Regular pandan leaves (left), new variety of very strongly scented miniature pandan leaves (middle) and leaves for coloring (right).
Okay, I think I had a bit too much chorophyll in the custard layer. The green color will deepen after the kuih cools, remember that.
United colors of Chartered Bank.
Bottom Rice Layer
500 gm glutinous rice, washed & soaked 1 hour
500 ml thin coconut milk*
1 1/2 t salt
2 pandan leaves, roughed up by rubbing it with your hands (to release the flavor)
optional: 12 or more blue pea/bunga telang flowers
Note: *this amount is for steaming the rice. If using electric rice cooker to cook the rice, use enough thin 'second' coconut milk (because the rice will burn if the coconut milk is too rich) to cook the rice to el dente but not soft stage. If steaming, use a richer coconut milk by mixing 250 ml thick coconut milk and 250 ml water. This is a tip I took from Nasi Lemak's recipe. I used about 900 gm grated coconut (from 1 1/2 coconuts) and added about 2 cups of water to make the thick milk, then added more water to the squeezed coconut to make the thin or 'second' coconut milk.
1. Drain the rice and put it into an electric rice cooker with the bruised pandan leaves, salt and enough coconut milk to cover the rice to a level about 2 cm above the water. Cook until done. If steaming, use 500 ml semi-thick coconut milk for a richer flavor. I prefer to steam. You can fluff the rice halfway through steaming/cooking.
2. Make the blue dye by adding 3 tablespoons of boiling hot water to the flowers. Wait a minute, then crush the flowers with your hands and massage the color into the water.
3. Fluff the cooked rice, pick out and throw away the pandan leaves and spoon rice into a lightly oiled 9"/23 cm square baking tin for higher slices of kuih or 11"/28cm square tin for kuih of about 1.5"/4 cm height.

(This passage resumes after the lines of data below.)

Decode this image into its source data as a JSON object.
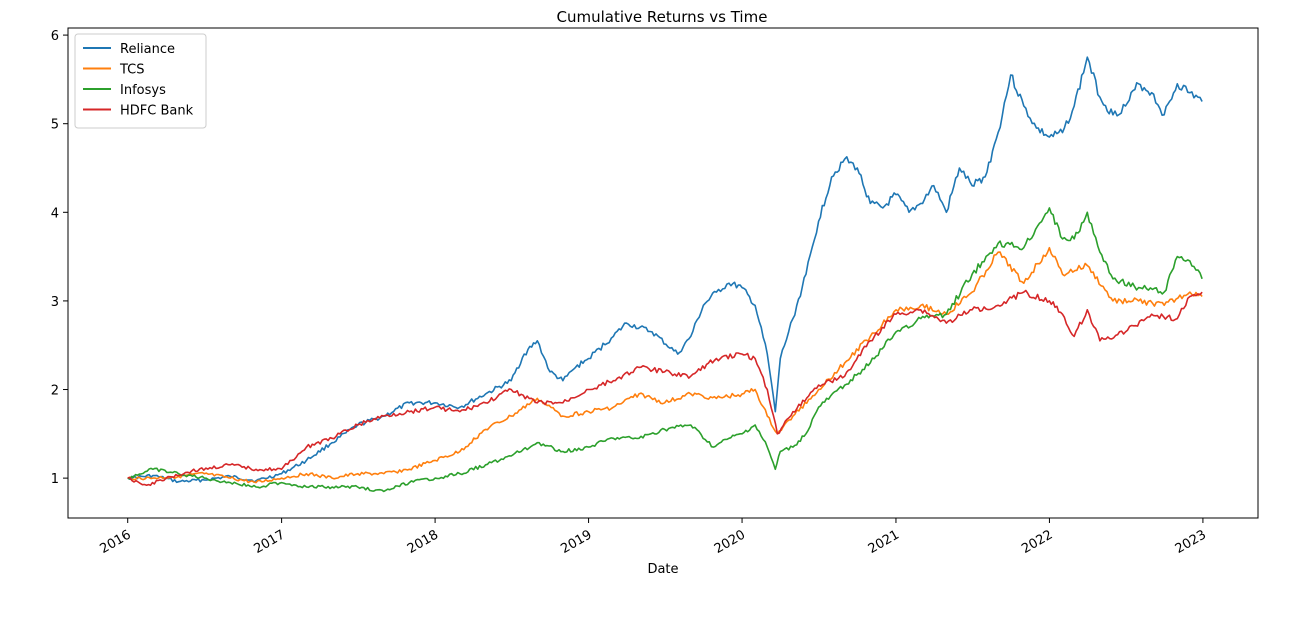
{
  "chart_data": {
    "type": "line",
    "title": "Cumulative Returns vs Time",
    "xlabel": "Date",
    "ylabel": "",
    "xlim": [
      "2015-08-12",
      "2023-05-12"
    ],
    "ylim": [
      0.55,
      6.08
    ],
    "x_ticks": [
      "2016",
      "2017",
      "2018",
      "2019",
      "2020",
      "2021",
      "2022",
      "2023"
    ],
    "y_ticks": [
      1,
      2,
      3,
      4,
      5,
      6
    ],
    "grid": false,
    "legend_position": "top-left",
    "series": [
      {
        "name": "Reliance",
        "color": "#1f77b4",
        "points": [
          [
            "2016-01-01",
            1.0
          ],
          [
            "2016-03-01",
            1.03
          ],
          [
            "2016-05-01",
            0.96
          ],
          [
            "2016-07-01",
            0.98
          ],
          [
            "2016-09-01",
            1.02
          ],
          [
            "2016-11-01",
            0.97
          ],
          [
            "2017-01-01",
            1.05
          ],
          [
            "2017-03-01",
            1.2
          ],
          [
            "2017-05-01",
            1.4
          ],
          [
            "2017-07-01",
            1.6
          ],
          [
            "2017-09-01",
            1.7
          ],
          [
            "2017-11-01",
            1.85
          ],
          [
            "2018-01-01",
            1.85
          ],
          [
            "2018-03-01",
            1.8
          ],
          [
            "2018-05-01",
            1.95
          ],
          [
            "2018-07-01",
            2.1
          ],
          [
            "2018-08-01",
            2.4
          ],
          [
            "2018-09-01",
            2.55
          ],
          [
            "2018-10-01",
            2.2
          ],
          [
            "2018-11-01",
            2.1
          ],
          [
            "2018-12-01",
            2.25
          ],
          [
            "2019-01-01",
            2.35
          ],
          [
            "2019-03-01",
            2.6
          ],
          [
            "2019-04-01",
            2.75
          ],
          [
            "2019-06-01",
            2.65
          ],
          [
            "2019-08-01",
            2.4
          ],
          [
            "2019-09-01",
            2.6
          ],
          [
            "2019-10-01",
            2.95
          ],
          [
            "2019-11-01",
            3.1
          ],
          [
            "2019-12-01",
            3.2
          ],
          [
            "2020-01-01",
            3.15
          ],
          [
            "2020-02-01",
            2.95
          ],
          [
            "2020-03-01",
            2.4
          ],
          [
            "2020-03-20",
            1.75
          ],
          [
            "2020-04-01",
            2.35
          ],
          [
            "2020-05-01",
            2.8
          ],
          [
            "2020-06-01",
            3.3
          ],
          [
            "2020-07-01",
            3.9
          ],
          [
            "2020-08-01",
            4.4
          ],
          [
            "2020-09-01",
            4.6
          ],
          [
            "2020-10-01",
            4.5
          ],
          [
            "2020-11-01",
            4.1
          ],
          [
            "2020-12-01",
            4.05
          ],
          [
            "2021-01-01",
            4.2
          ],
          [
            "2021-02-01",
            4.0
          ],
          [
            "2021-03-01",
            4.1
          ],
          [
            "2021-04-01",
            4.3
          ],
          [
            "2021-05-01",
            4.0
          ],
          [
            "2021-06-01",
            4.5
          ],
          [
            "2021-07-01",
            4.3
          ],
          [
            "2021-08-01",
            4.4
          ],
          [
            "2021-09-01",
            4.9
          ],
          [
            "2021-10-01",
            5.55
          ],
          [
            "2021-11-01",
            5.2
          ],
          [
            "2021-12-01",
            4.95
          ],
          [
            "2022-01-01",
            4.85
          ],
          [
            "2022-02-01",
            4.9
          ],
          [
            "2022-03-01",
            5.2
          ],
          [
            "2022-04-01",
            5.75
          ],
          [
            "2022-05-01",
            5.3
          ],
          [
            "2022-06-01",
            5.1
          ],
          [
            "2022-07-01",
            5.2
          ],
          [
            "2022-08-01",
            5.45
          ],
          [
            "2022-09-01",
            5.35
          ],
          [
            "2022-10-01",
            5.1
          ],
          [
            "2022-11-01",
            5.45
          ],
          [
            "2022-12-01",
            5.35
          ],
          [
            "2022-12-30",
            5.25
          ]
        ]
      },
      {
        "name": "TCS",
        "color": "#ff7f0e",
        "points": [
          [
            "2016-01-01",
            1.0
          ],
          [
            "2016-03-01",
            1.0
          ],
          [
            "2016-05-01",
            1.02
          ],
          [
            "2016-07-01",
            1.05
          ],
          [
            "2016-09-01",
            1.0
          ],
          [
            "2016-11-01",
            0.95
          ],
          [
            "2017-01-01",
            1.0
          ],
          [
            "2017-03-01",
            1.05
          ],
          [
            "2017-05-01",
            1.0
          ],
          [
            "2017-07-01",
            1.05
          ],
          [
            "2017-09-01",
            1.05
          ],
          [
            "2017-11-01",
            1.1
          ],
          [
            "2018-01-01",
            1.2
          ],
          [
            "2018-03-01",
            1.3
          ],
          [
            "2018-05-01",
            1.55
          ],
          [
            "2018-07-01",
            1.7
          ],
          [
            "2018-09-01",
            1.9
          ],
          [
            "2018-11-01",
            1.7
          ],
          [
            "2019-01-01",
            1.75
          ],
          [
            "2019-03-01",
            1.8
          ],
          [
            "2019-05-01",
            1.95
          ],
          [
            "2019-07-01",
            1.85
          ],
          [
            "2019-09-01",
            1.95
          ],
          [
            "2019-11-01",
            1.9
          ],
          [
            "2020-01-01",
            1.95
          ],
          [
            "2020-02-01",
            2.0
          ],
          [
            "2020-03-01",
            1.7
          ],
          [
            "2020-03-25",
            1.5
          ],
          [
            "2020-05-01",
            1.7
          ],
          [
            "2020-07-01",
            2.0
          ],
          [
            "2020-09-01",
            2.3
          ],
          [
            "2020-11-01",
            2.6
          ],
          [
            "2021-01-01",
            2.9
          ],
          [
            "2021-03-01",
            2.95
          ],
          [
            "2021-05-01",
            2.85
          ],
          [
            "2021-07-01",
            3.1
          ],
          [
            "2021-09-01",
            3.55
          ],
          [
            "2021-11-01",
            3.2
          ],
          [
            "2022-01-01",
            3.6
          ],
          [
            "2022-02-01",
            3.3
          ],
          [
            "2022-04-01",
            3.4
          ],
          [
            "2022-06-01",
            3.0
          ],
          [
            "2022-08-01",
            3.0
          ],
          [
            "2022-10-01",
            2.95
          ],
          [
            "2022-12-01",
            3.1
          ],
          [
            "2022-12-30",
            3.05
          ]
        ]
      },
      {
        "name": "Infosys",
        "color": "#2ca02c",
        "points": [
          [
            "2016-01-01",
            1.0
          ],
          [
            "2016-03-01",
            1.1
          ],
          [
            "2016-05-01",
            1.05
          ],
          [
            "2016-07-01",
            1.0
          ],
          [
            "2016-09-01",
            0.95
          ],
          [
            "2016-11-01",
            0.9
          ],
          [
            "2017-01-01",
            0.95
          ],
          [
            "2017-03-01",
            0.9
          ],
          [
            "2017-05-01",
            0.9
          ],
          [
            "2017-07-01",
            0.9
          ],
          [
            "2017-09-01",
            0.85
          ],
          [
            "2017-11-01",
            0.95
          ],
          [
            "2018-01-01",
            1.0
          ],
          [
            "2018-03-01",
            1.05
          ],
          [
            "2018-05-01",
            1.15
          ],
          [
            "2018-07-01",
            1.25
          ],
          [
            "2018-09-01",
            1.4
          ],
          [
            "2018-11-01",
            1.3
          ],
          [
            "2019-01-01",
            1.35
          ],
          [
            "2019-03-01",
            1.45
          ],
          [
            "2019-05-01",
            1.45
          ],
          [
            "2019-07-01",
            1.55
          ],
          [
            "2019-09-01",
            1.6
          ],
          [
            "2019-10-25",
            1.35
          ],
          [
            "2019-12-01",
            1.45
          ],
          [
            "2020-01-01",
            1.5
          ],
          [
            "2020-02-01",
            1.6
          ],
          [
            "2020-03-01",
            1.35
          ],
          [
            "2020-03-20",
            1.1
          ],
          [
            "2020-04-01",
            1.3
          ],
          [
            "2020-05-01",
            1.35
          ],
          [
            "2020-06-01",
            1.5
          ],
          [
            "2020-07-01",
            1.8
          ],
          [
            "2020-09-01",
            2.05
          ],
          [
            "2020-11-01",
            2.3
          ],
          [
            "2021-01-01",
            2.65
          ],
          [
            "2021-03-01",
            2.8
          ],
          [
            "2021-05-01",
            2.85
          ],
          [
            "2021-07-01",
            3.3
          ],
          [
            "2021-09-01",
            3.65
          ],
          [
            "2021-11-01",
            3.6
          ],
          [
            "2022-01-01",
            4.05
          ],
          [
            "2022-02-01",
            3.7
          ],
          [
            "2022-03-01",
            3.7
          ],
          [
            "2022-04-01",
            4.0
          ],
          [
            "2022-05-01",
            3.55
          ],
          [
            "2022-06-01",
            3.25
          ],
          [
            "2022-08-01",
            3.15
          ],
          [
            "2022-10-01",
            3.1
          ],
          [
            "2022-11-01",
            3.5
          ],
          [
            "2022-12-01",
            3.45
          ],
          [
            "2022-12-30",
            3.25
          ]
        ]
      },
      {
        "name": "HDFC Bank",
        "color": "#d62728",
        "points": [
          [
            "2016-01-01",
            1.0
          ],
          [
            "2016-02-15",
            0.92
          ],
          [
            "2016-04-01",
            1.0
          ],
          [
            "2016-06-01",
            1.08
          ],
          [
            "2016-09-01",
            1.15
          ],
          [
            "2016-11-01",
            1.1
          ],
          [
            "2017-01-01",
            1.1
          ],
          [
            "2017-03-01",
            1.35
          ],
          [
            "2017-05-01",
            1.45
          ],
          [
            "2017-07-01",
            1.6
          ],
          [
            "2017-09-01",
            1.7
          ],
          [
            "2017-11-01",
            1.75
          ],
          [
            "2018-01-01",
            1.8
          ],
          [
            "2018-03-01",
            1.75
          ],
          [
            "2018-05-01",
            1.85
          ],
          [
            "2018-07-01",
            2.0
          ],
          [
            "2018-09-01",
            1.85
          ],
          [
            "2018-11-01",
            1.85
          ],
          [
            "2019-01-01",
            2.0
          ],
          [
            "2019-03-01",
            2.1
          ],
          [
            "2019-05-01",
            2.25
          ],
          [
            "2019-07-01",
            2.2
          ],
          [
            "2019-09-01",
            2.15
          ],
          [
            "2019-11-01",
            2.35
          ],
          [
            "2020-01-01",
            2.4
          ],
          [
            "2020-02-01",
            2.35
          ],
          [
            "2020-03-01",
            2.0
          ],
          [
            "2020-03-25",
            1.5
          ],
          [
            "2020-05-01",
            1.75
          ],
          [
            "2020-07-01",
            2.05
          ],
          [
            "2020-09-01",
            2.15
          ],
          [
            "2020-11-01",
            2.55
          ],
          [
            "2021-01-01",
            2.85
          ],
          [
            "2021-03-01",
            2.9
          ],
          [
            "2021-05-01",
            2.75
          ],
          [
            "2021-07-01",
            2.9
          ],
          [
            "2021-09-01",
            2.95
          ],
          [
            "2021-11-01",
            3.1
          ],
          [
            "2022-01-01",
            3.0
          ],
          [
            "2022-02-01",
            2.85
          ],
          [
            "2022-03-01",
            2.6
          ],
          [
            "2022-04-01",
            2.9
          ],
          [
            "2022-05-01",
            2.55
          ],
          [
            "2022-07-01",
            2.65
          ],
          [
            "2022-09-01",
            2.85
          ],
          [
            "2022-11-01",
            2.8
          ],
          [
            "2022-12-01",
            3.05
          ],
          [
            "2022-12-30",
            3.1
          ]
        ]
      }
    ]
  }
}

4. Spoon the blue dye over the rice in random spots. Use a spoon or potato masher (the hand held one with holes) and press on the rice firmly, to compact and level it. Place the tin in a steamer, covered, and start the water boiling gently while you make the custard.
Top Custard Layer
800 ml thick coconut (400 ml thick + 400 ml thin coconut milk)
200 to 220 gm (I used 220) castor sugar
3 large eggs, beaten well
80 gm tapioca flour
50 gm plain flour
1 heaped T cornflour
6 to 7 pieces good pandan leaves + 6 pieces pandan color leaves*
Note: * Pickyin's tip on making pandan leaves. Cut the leaves into short sections (say 2"/5 cm long), blend or pound them until fine and add 3 to 5 tablespoons of water. Massage with your hands to release the color and strain through a fine seive. Let sit until the liquid separates into a top layer of dark green and a bottom layer of lighter green. Use the top layer only if you want a very thick and green custard, or add some of the second layer of pandan liquid.

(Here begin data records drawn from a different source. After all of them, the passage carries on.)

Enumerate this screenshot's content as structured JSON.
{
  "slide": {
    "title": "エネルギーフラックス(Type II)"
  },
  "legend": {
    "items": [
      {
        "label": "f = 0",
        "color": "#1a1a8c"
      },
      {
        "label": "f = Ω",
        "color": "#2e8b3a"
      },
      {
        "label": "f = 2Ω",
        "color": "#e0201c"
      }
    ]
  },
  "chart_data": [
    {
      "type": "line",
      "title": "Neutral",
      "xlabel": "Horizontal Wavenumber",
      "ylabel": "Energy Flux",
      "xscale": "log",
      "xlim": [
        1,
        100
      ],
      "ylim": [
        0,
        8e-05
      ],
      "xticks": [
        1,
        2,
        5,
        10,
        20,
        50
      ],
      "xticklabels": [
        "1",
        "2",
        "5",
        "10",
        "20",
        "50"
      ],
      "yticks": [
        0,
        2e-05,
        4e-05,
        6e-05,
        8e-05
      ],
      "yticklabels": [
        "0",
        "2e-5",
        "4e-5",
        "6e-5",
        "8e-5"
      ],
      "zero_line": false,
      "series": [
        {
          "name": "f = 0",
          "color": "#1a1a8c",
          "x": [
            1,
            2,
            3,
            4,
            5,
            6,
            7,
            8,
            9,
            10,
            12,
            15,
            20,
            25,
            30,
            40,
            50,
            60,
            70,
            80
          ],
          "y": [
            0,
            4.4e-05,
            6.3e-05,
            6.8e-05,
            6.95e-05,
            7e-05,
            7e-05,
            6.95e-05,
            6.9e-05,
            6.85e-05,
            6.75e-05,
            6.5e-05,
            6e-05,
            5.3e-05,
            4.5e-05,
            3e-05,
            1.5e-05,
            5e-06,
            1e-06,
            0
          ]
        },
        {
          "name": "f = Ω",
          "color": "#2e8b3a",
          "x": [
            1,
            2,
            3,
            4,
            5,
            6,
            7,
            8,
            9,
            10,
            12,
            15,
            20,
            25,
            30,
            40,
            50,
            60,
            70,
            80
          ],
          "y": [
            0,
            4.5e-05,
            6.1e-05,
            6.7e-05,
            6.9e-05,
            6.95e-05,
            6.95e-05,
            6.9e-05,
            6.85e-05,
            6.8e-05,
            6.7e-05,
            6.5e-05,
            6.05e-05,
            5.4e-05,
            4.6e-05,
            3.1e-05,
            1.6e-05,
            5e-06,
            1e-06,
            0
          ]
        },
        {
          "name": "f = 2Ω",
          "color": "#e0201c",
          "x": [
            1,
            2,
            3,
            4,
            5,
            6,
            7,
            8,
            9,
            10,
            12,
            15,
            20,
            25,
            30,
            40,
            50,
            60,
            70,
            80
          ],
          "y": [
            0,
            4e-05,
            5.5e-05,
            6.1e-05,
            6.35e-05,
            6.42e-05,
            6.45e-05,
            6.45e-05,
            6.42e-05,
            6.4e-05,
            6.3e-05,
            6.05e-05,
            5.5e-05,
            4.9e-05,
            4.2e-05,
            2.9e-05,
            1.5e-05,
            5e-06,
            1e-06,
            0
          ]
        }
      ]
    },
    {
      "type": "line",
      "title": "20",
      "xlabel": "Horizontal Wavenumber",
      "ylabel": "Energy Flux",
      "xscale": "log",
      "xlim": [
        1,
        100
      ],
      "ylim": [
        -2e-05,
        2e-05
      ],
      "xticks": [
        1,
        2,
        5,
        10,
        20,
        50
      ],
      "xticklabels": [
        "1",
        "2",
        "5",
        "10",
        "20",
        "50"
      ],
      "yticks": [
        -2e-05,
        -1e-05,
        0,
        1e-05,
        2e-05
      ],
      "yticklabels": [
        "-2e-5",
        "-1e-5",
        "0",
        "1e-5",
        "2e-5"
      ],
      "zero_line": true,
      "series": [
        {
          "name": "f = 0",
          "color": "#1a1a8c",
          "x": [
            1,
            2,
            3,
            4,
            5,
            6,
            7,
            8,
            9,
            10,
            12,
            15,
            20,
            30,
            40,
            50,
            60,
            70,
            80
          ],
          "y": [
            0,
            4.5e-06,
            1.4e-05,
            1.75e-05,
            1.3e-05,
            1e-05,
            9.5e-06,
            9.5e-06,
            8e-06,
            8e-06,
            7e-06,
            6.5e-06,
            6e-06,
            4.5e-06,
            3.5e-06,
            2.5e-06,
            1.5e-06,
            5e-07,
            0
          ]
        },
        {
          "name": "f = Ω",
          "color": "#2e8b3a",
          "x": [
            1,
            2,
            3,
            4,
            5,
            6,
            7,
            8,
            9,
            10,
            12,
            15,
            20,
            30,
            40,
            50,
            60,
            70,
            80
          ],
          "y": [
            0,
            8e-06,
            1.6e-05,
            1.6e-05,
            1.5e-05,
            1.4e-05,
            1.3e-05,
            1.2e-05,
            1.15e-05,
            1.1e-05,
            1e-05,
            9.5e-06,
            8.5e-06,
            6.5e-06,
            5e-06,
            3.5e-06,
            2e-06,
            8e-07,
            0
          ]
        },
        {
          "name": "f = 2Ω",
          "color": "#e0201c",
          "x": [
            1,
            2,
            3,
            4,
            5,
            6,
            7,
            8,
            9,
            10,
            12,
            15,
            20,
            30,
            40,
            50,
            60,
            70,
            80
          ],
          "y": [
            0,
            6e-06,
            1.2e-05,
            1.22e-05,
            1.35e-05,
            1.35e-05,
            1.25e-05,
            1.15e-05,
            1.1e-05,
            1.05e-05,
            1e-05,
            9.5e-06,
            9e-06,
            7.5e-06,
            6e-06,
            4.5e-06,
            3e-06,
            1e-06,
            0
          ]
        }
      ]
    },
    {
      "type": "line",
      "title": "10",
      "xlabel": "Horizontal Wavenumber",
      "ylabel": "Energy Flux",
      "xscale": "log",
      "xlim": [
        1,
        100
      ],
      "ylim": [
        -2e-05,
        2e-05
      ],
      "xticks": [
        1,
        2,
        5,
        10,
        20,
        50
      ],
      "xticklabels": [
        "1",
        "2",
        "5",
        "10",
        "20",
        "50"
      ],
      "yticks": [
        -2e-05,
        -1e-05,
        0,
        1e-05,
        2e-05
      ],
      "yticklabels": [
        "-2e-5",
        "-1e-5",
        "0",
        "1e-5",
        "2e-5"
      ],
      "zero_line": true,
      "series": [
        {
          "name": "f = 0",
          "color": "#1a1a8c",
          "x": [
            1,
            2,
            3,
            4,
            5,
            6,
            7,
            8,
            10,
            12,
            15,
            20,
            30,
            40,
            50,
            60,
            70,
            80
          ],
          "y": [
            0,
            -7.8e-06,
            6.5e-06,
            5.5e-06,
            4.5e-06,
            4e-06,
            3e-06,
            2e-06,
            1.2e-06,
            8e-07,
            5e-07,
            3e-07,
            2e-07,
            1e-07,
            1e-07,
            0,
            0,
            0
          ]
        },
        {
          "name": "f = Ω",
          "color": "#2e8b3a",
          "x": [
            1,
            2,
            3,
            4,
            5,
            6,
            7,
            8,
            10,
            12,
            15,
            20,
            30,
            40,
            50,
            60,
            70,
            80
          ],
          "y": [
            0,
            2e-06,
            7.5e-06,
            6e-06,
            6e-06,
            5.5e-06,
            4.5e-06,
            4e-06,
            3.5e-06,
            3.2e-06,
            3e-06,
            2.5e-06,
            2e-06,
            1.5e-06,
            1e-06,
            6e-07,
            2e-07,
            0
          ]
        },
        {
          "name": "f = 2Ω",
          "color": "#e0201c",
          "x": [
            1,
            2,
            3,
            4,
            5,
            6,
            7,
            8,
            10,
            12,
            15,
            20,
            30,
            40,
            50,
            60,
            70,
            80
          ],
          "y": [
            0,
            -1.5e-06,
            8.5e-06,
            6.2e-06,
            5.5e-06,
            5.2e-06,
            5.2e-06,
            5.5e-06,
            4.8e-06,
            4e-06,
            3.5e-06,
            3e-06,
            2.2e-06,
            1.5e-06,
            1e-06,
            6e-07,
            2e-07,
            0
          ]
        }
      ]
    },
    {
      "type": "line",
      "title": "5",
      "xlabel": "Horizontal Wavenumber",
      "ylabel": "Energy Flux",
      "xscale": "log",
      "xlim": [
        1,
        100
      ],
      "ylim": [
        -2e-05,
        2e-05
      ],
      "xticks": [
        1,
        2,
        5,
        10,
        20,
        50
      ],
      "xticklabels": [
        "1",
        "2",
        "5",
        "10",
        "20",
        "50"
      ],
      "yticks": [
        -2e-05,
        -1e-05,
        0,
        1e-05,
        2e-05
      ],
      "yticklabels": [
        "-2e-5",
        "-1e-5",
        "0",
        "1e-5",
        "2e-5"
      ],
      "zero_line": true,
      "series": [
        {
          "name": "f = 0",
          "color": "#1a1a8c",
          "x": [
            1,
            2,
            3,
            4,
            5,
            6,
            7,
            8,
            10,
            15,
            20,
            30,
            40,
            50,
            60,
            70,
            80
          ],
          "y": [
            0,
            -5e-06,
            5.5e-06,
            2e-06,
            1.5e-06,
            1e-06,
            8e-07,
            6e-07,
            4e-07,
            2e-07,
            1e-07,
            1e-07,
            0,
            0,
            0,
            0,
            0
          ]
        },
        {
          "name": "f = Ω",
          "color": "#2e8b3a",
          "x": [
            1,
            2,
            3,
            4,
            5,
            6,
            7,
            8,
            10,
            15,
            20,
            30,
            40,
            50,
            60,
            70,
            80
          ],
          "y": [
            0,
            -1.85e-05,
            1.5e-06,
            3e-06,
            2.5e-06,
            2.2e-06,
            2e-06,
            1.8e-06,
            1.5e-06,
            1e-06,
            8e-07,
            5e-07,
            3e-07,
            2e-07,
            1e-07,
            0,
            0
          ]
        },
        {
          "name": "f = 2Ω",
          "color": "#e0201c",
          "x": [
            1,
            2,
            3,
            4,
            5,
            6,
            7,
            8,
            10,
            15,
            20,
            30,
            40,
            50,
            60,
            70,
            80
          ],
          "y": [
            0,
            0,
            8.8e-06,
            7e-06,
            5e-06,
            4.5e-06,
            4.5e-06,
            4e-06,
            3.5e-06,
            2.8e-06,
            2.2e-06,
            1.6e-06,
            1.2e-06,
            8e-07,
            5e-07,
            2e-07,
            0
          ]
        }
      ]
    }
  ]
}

5. Put the flours, sugar and coconut milk into a bowl, stirring until the sugar is mostly dissolved.
6. Add the eggs, stir well and strain through a sieve into a small pot.
7. Stir over very low heat until mixture just thickens and turns shiny. Don't cook until custard is too thick or the texture won't be smooth.
8. Pour mixture over the rice, level by shaking the baking tin and steam 25 minutes over low heat. Cool completely (a couple of hours) before cutting into small rectangular or diamond or triangular pieces with an oiled knife or wet knife. Kuih is best served at room temperature and is best eaten same day or within 24 hours.